Exploring Tiger’s Data Fabric on GCP
Author: Deepak Kurumpan
Having all their data in one place helps organizations work with large datasets and gain insights earlier in the data modeling process. A cloud-native, unified data lake can help data engineers and data analysts to speed up enabling a product life cycle. The primary advantage of a data lake is to bring in data from multiple silos to one platform making it easier to derive insight that can create actual business impact. Analytical capabilities can be built for transactional data so that data modeling process repetition can be avoided, and the data flow and quality can be streamlined.
GCP Data Fabric, a component of Tiger Data Fabric is a GCP-based engineering solution with reusable components which helps organizations onboard various data assets from disparate sources to their Data Lake.
At Tiger Analytics, we implemented a Data Lake solution for a leading mobile computing company based out of the US. The idea was to build a data store that could provide intelligence reporting for the marketing function with analysis of the different campaigns and the associated performance measurement. Data from multiple data sources were ingested and processed using Tiger’s Data Fabric on GCP which follows a self-service-based low code approach. Overall, Tiger’s framework helped the organization improve the time to market and helped them measure performance across different marketing initiatives.
How it works
• Loosely coupled Configurable application model
• Event-based Metadata Driven Approach
• Ingests data from RDBMS, File Systems, and Streaming Sources.
• Ingests data to GCP (GCS, Big Query with/without schema)
• Partitioning and Clustering on ingested data
• Supports Incremental Ingestion
• Orchestrates the ingestion and Schedule it based on your choice
• Ability to choose data processing services (Dataflow/Dataproc/Datafusion)
• Provides the option to ingest data in GCS in CSV and Parquet format
• Data Quality & Data Security Enablement
• Logging, Audit, and Monitoring
Batch Data Transfer
The Data Lake supports the ingestion of batch data to GCS and Big Query. GCS is blob storage with great features like high availability and lifecycle management.

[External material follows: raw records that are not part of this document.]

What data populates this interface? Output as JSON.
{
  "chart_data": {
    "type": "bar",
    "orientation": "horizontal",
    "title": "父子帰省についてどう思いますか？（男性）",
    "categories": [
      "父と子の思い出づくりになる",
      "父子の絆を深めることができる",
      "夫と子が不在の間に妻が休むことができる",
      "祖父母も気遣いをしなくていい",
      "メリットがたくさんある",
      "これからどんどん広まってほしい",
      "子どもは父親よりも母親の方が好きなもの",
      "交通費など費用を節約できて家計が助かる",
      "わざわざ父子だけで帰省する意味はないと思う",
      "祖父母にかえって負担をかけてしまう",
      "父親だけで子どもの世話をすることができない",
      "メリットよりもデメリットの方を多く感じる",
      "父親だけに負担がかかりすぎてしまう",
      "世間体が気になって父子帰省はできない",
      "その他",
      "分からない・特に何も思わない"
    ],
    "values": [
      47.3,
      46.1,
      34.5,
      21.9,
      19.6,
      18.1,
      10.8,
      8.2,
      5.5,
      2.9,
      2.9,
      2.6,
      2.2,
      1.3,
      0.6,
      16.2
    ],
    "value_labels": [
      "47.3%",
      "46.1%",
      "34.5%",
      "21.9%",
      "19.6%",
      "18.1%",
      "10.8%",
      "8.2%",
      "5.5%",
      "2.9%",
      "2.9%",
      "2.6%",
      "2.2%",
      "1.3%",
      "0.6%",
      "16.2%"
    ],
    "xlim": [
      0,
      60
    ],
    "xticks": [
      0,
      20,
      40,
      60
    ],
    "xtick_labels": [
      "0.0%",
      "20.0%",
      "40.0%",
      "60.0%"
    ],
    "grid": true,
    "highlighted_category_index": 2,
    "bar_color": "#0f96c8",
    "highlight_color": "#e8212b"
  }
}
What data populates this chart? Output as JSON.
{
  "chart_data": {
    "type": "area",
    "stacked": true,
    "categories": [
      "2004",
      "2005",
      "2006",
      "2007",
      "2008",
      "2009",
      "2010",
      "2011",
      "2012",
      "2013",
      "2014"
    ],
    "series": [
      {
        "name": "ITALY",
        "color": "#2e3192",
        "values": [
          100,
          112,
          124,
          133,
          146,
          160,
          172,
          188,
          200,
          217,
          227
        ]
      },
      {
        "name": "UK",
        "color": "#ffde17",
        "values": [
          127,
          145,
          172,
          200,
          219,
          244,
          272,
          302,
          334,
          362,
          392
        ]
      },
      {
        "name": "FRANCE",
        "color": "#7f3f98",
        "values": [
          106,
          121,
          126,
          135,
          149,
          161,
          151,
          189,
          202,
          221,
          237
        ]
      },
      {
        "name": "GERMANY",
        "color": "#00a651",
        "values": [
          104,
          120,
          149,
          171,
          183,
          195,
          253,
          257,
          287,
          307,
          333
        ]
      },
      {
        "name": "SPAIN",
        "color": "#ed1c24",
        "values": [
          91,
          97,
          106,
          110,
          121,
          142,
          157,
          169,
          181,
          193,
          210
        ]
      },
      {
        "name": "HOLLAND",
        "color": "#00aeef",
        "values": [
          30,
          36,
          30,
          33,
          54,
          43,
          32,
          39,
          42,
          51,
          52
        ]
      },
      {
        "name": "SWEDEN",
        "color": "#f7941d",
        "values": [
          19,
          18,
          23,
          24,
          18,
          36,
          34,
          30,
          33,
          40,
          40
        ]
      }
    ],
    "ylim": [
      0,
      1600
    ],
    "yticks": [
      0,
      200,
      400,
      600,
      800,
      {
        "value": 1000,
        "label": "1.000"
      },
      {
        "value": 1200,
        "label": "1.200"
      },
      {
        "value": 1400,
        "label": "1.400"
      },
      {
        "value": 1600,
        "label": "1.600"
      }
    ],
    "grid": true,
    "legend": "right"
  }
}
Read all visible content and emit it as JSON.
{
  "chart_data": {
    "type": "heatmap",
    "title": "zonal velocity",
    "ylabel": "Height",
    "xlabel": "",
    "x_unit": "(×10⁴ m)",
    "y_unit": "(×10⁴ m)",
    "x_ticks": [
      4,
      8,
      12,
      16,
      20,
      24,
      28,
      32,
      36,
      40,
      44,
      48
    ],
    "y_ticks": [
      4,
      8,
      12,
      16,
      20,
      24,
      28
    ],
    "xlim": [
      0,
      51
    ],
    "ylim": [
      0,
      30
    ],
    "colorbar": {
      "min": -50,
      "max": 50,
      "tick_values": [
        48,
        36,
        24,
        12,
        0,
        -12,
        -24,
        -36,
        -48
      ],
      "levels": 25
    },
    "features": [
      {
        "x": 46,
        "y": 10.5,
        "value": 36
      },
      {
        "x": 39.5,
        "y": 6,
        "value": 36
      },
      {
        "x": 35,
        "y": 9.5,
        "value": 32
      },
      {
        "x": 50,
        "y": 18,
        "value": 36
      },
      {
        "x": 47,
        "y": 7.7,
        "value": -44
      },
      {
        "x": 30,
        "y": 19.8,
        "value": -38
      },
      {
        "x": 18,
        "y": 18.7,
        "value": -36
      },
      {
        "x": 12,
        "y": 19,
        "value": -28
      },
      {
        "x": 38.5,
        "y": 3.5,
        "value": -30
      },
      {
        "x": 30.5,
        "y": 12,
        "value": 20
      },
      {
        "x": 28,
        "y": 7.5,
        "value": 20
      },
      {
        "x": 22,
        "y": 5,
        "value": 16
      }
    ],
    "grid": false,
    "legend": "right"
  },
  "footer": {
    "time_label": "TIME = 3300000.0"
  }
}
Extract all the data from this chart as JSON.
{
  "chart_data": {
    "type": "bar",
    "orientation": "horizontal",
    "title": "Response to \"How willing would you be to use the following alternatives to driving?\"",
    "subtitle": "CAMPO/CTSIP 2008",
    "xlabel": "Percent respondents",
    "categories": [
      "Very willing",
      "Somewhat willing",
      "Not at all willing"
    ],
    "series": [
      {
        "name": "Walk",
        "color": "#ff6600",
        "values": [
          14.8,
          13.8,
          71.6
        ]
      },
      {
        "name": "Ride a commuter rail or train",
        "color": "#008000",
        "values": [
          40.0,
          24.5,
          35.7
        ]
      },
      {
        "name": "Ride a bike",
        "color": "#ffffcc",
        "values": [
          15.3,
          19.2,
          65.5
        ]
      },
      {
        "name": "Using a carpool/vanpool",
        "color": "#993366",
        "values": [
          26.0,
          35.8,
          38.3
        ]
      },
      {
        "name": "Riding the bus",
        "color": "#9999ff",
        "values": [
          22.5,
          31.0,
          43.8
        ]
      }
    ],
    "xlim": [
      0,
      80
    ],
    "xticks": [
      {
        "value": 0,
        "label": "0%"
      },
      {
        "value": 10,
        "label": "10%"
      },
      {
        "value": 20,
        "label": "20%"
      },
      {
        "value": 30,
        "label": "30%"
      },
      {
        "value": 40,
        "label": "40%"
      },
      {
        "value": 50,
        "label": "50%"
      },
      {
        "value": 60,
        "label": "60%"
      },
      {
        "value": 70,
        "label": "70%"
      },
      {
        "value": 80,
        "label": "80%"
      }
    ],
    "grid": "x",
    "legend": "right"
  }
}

BigQuery is a fast, serverless data warehouse providing a platform to run very large-scale SQL queries. The data lake supports ingestion from the Postgres server and SQL server. Incremental ingestion is achieved through the timestamp column. The Data Lake lets the user decide the processing engine required for ingestion (Dataflow/Dataproc). The Data Lake also supports the transfer of files with full security and authentication through SSH File Transfer Protocol and enables ingestion of files to GCP.
Streaming Data Transfer
The Data Lake enables the user to ingest streaming data directly to the GCP platform (GCS or Big Query) through Pub/Sub. Pub/Sub’s fully managed messaging services provide easy integration with independent applications to send and receive messages.
The entire data ingestion pipeline is orchestrated through Cloud Composer. Cloud Composer integrates with Cloud Logging and Cloud Monitoring to view workflow logs. Low-Code approach for data lake development through DAG Template approach.
Data lake uses great expectations framework to ensure the quality of the dataset being ingested.
Enable KMS encryption on ingested data and support security for data in rest and transit.
The Data Lake also has auditing capabilities which in turn provides insights on various user activities like who did what, when and where.
Monitoring and Logging
The Logging feature in the Data Lake is achieved through Data Lineage which provides information on data’s journey from source to destination visualized through a lineage graph.
To summarize, Tiger Analytics’ Data Fabric on GCP takes out the complexities of building data pipelines to ingest, cleanse and perform data quality capabilities in GCP. It provides an intuitive self-service portal that abstracts the backend processes and makes it easier for anyone to configure sources and data assets with a few clicks of a button, making the process easier and simpler, while helping organizations manage their data better.